Where various cleaning devices such as a cleaning brush, a high-pressure cleaning nozzle and an ultrasonic cleaning nozzle are provided, each cleaning device is supported by a separate support arm. Each support arm (or cleaning device) is separately driven by an individual drive mechanism. A selected one of the cleaning devices is moved over a surface of a spinning substrate between the spin center and the outer periphery of the substrate to clean the entire surface of the substrate.
Conventional apparatus with such constructions have the following drawbacks.
Substrate size has been increasing in recent years, and in the case of semiconductor wafers, for example, 8-inch wafers are giving way to 300 mm wafers. Substrates have a larger turning radius (length from spin center to outer periphery) than before. Consequently, a longer time is now required for one cleaning device to move from the spin center to the outer periphery of a substrate. An extended cleaning time is becoming a matter of concern.

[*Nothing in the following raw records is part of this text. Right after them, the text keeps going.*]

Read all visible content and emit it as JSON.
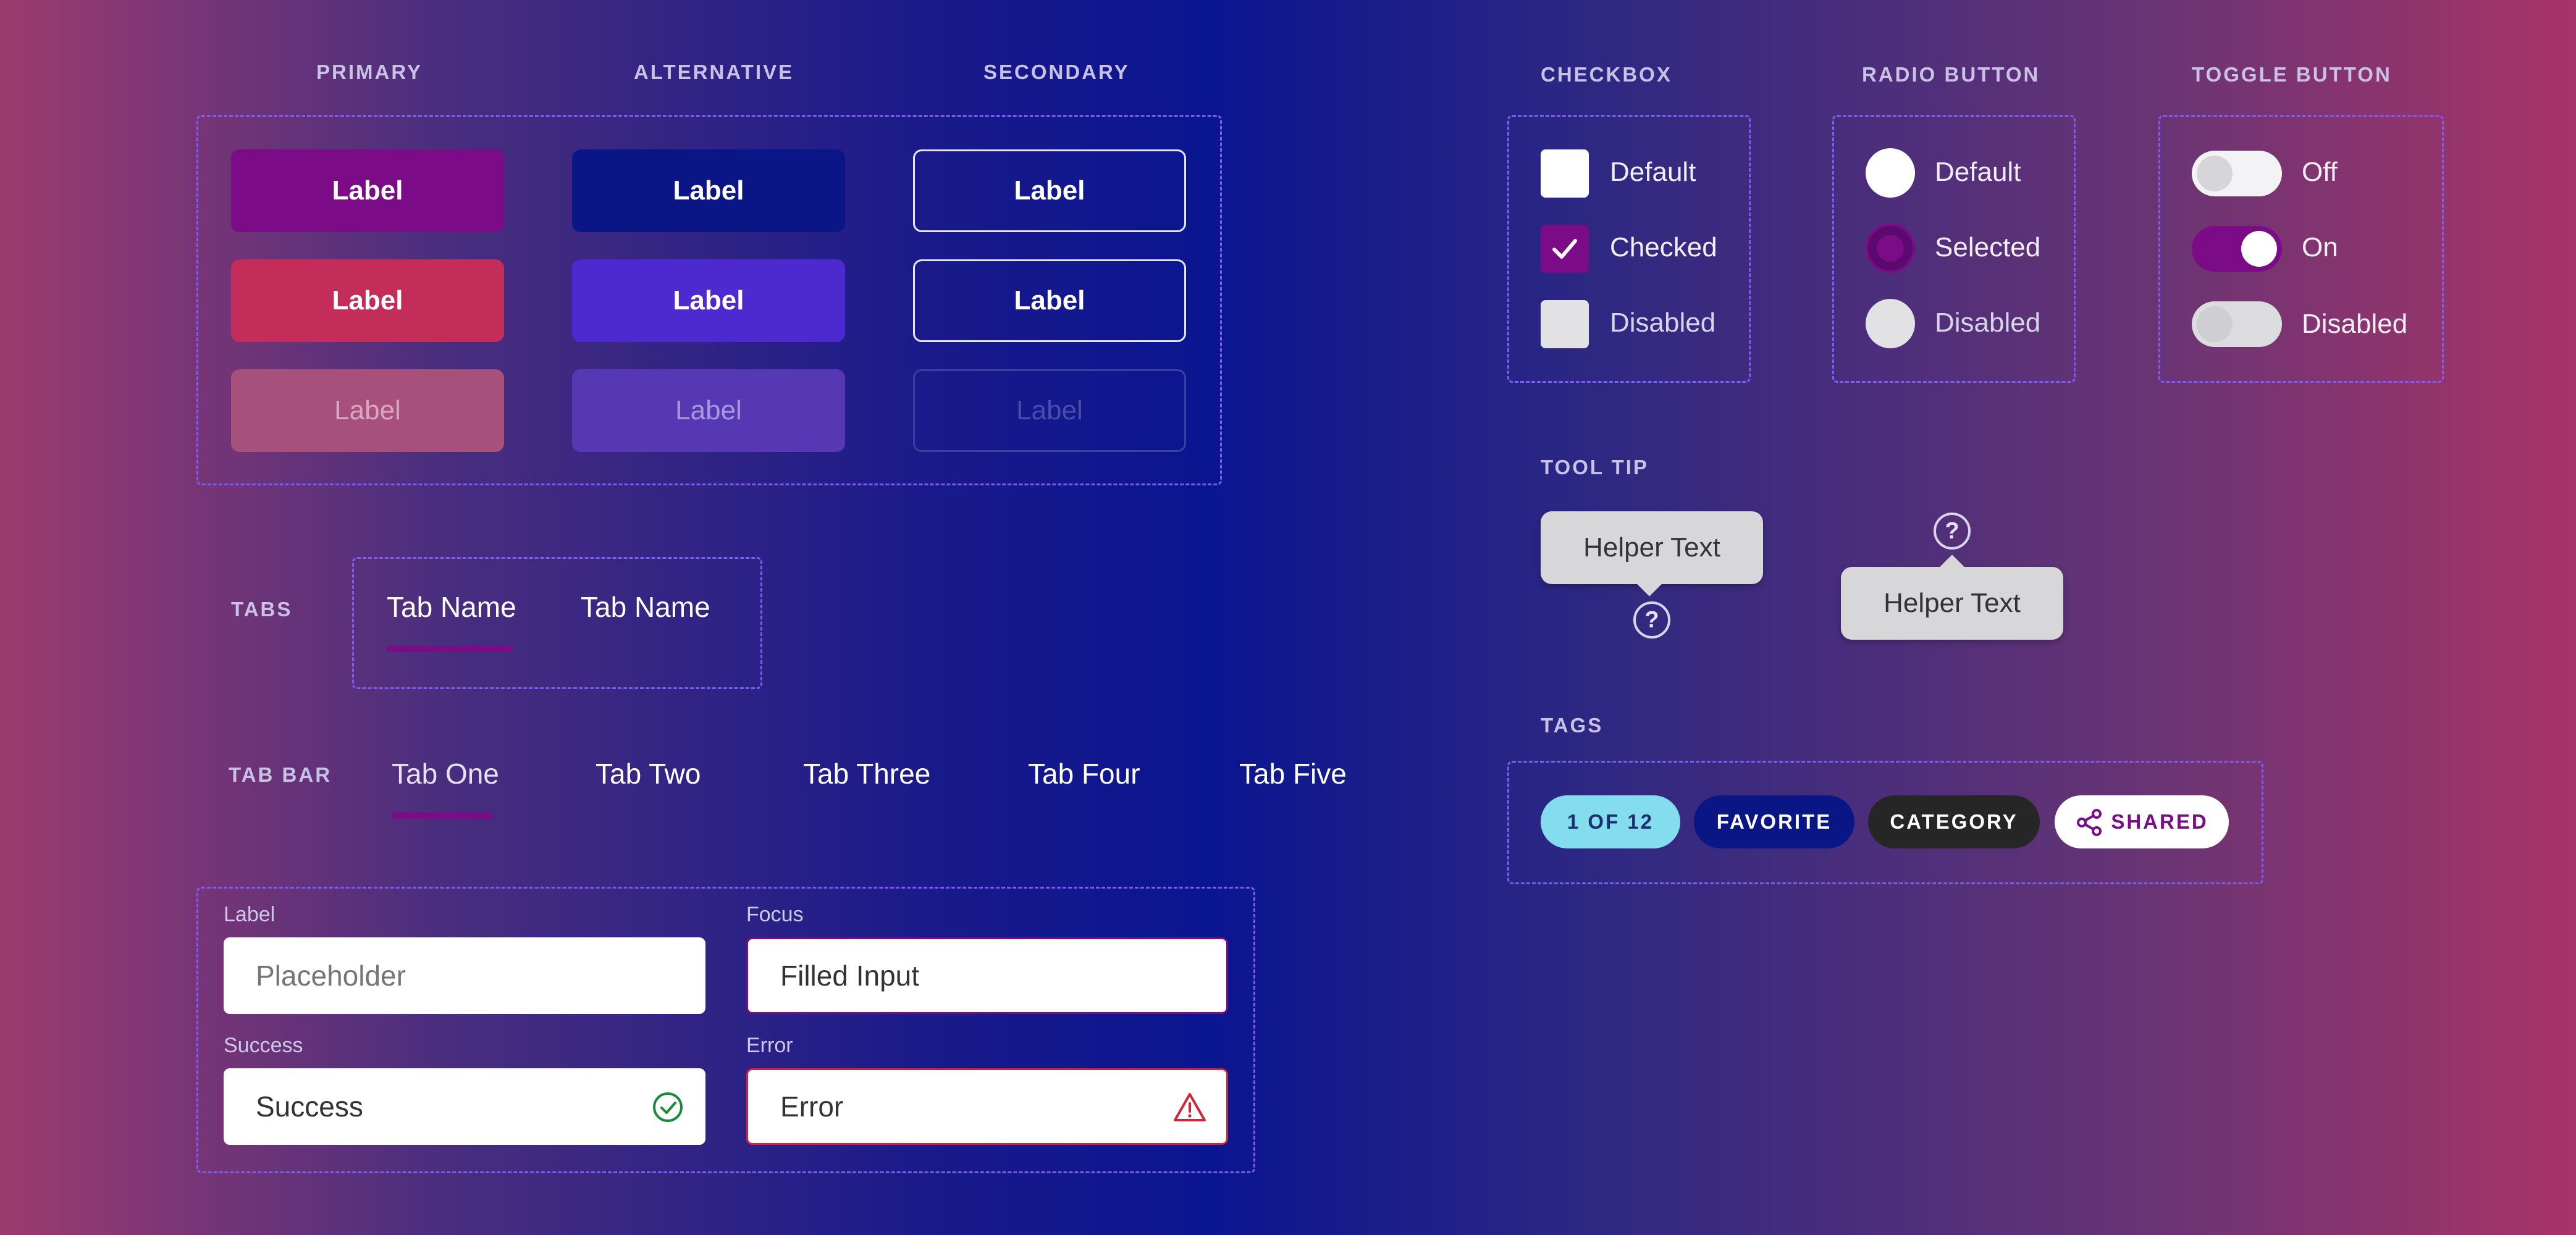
{
  "buttons": {
    "headings": {
      "primary": "PRIMARY",
      "alternative": "ALTERNATIVE",
      "secondary": "SECONDARY"
    },
    "label": "Label"
  },
  "tabs": {
    "heading": "TABS",
    "items": [
      "Tab Name",
      "Tab Name"
    ]
  },
  "tab_bar": {
    "heading": "TAB BAR",
    "items": [
      "Tab One",
      "Tab Two",
      "Tab Three",
      "Tab Four",
      "Tab Five"
    ]
  },
  "inputs": {
    "label_field": {
      "label": "Label",
      "placeholder": "Placeholder"
    },
    "focus_field": {
      "label": "Focus",
      "value": "Filled Input"
    },
    "success_field": {
      "label": "Success",
      "value": "Success"
    },
    "error_field": {
      "label": "Error",
      "value": "Error"
    }
  },
  "checkbox": {
    "heading": "CHECKBOX",
    "options": [
      "Default",
      "Checked",
      "Disabled"
    ]
  },
  "radio": {
    "heading": "RADIO BUTTON",
    "options": [
      "Default",
      "Selected",
      "Disabled"
    ]
  },
  "toggle": {
    "heading": "TOGGLE BUTTON",
    "options": [
      "Off",
      "On",
      "Disabled"
    ]
  },
  "tooltip": {
    "heading": "TOOL TIP",
    "text": "Helper Text",
    "icon": "?"
  },
  "tags": {
    "heading": "TAGS",
    "items": [
      "1 OF 12",
      "FAVORITE",
      "CATEGORY",
      "SHARED"
    ]
  },
  "colors": {
    "primary": "#7b0b86",
    "primary_hover": "#c42c5a",
    "primary_disabled": "#a8507c",
    "alternative": "#0b1686",
    "alternative_hover": "#4c2ad0",
    "alternative_disabled": "#5738b4",
    "dashed_border": "#7d5cf2",
    "success": "#1b8a3a",
    "error": "#d0243a",
    "tag_cyan": "#84dcef"
  }
}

The spin velocity of a substrate is progressively higher toward the outer periphery thereof. When, for example, an entire surface of a substrate is cleaned with the same type of cleaning brushes and with the same conditions, regions adjacent the spin center of the substrate are vulnerable to damage, while peripheral regions may be cleaned insufficiently. Such a tendency is all the more outstanding with large substrates. Thus, in cleaning a surface of a large substrate with cleaning brushes, there has been a desire to clean central regions of the substrate with a soft cleaning brush such as a mohair brush in order to avoid damage, and peripheral regions with a hard cleaning brush such as a PVA brush in order to obtain an excellent cleaning result. Such a requirement may be satisfied with a conventional apparatus only by following a troublesome procedure. That is, the soft cleaning brush is attached to the support arm first to clean central regions of a large substrate. When the central regions have been cleaned, the support arm is moved to a retracted position once, and the soft brush is replaced with the hard one. Subsequently, peripheral regions of the large substrate are cleaned with the hard cleaning brush. This procedure poses a problem of low cleaning efficiency and extended cleaning time.
Where a cleaning process is performed by using various cleaning devices, a conventional apparatus cannot clean a surface of a substrate with the various cleaning devices at a time since the support arms supporting the respective cleaning devices would interfere with one another. Thus, the cleaning devices must be selected successively and driven individually for use. While one cleaning device is engaged in a cleaning operation, the other cleaning devices are kept on standby in retracted positions. All this results in low cleaning efficiency and extended cleaning time.
Moreover, the conventional apparatus has a complicated construction and is costly since a plurality of drive mechanisms are provided for the respective support arms supporting the different cleaning devices.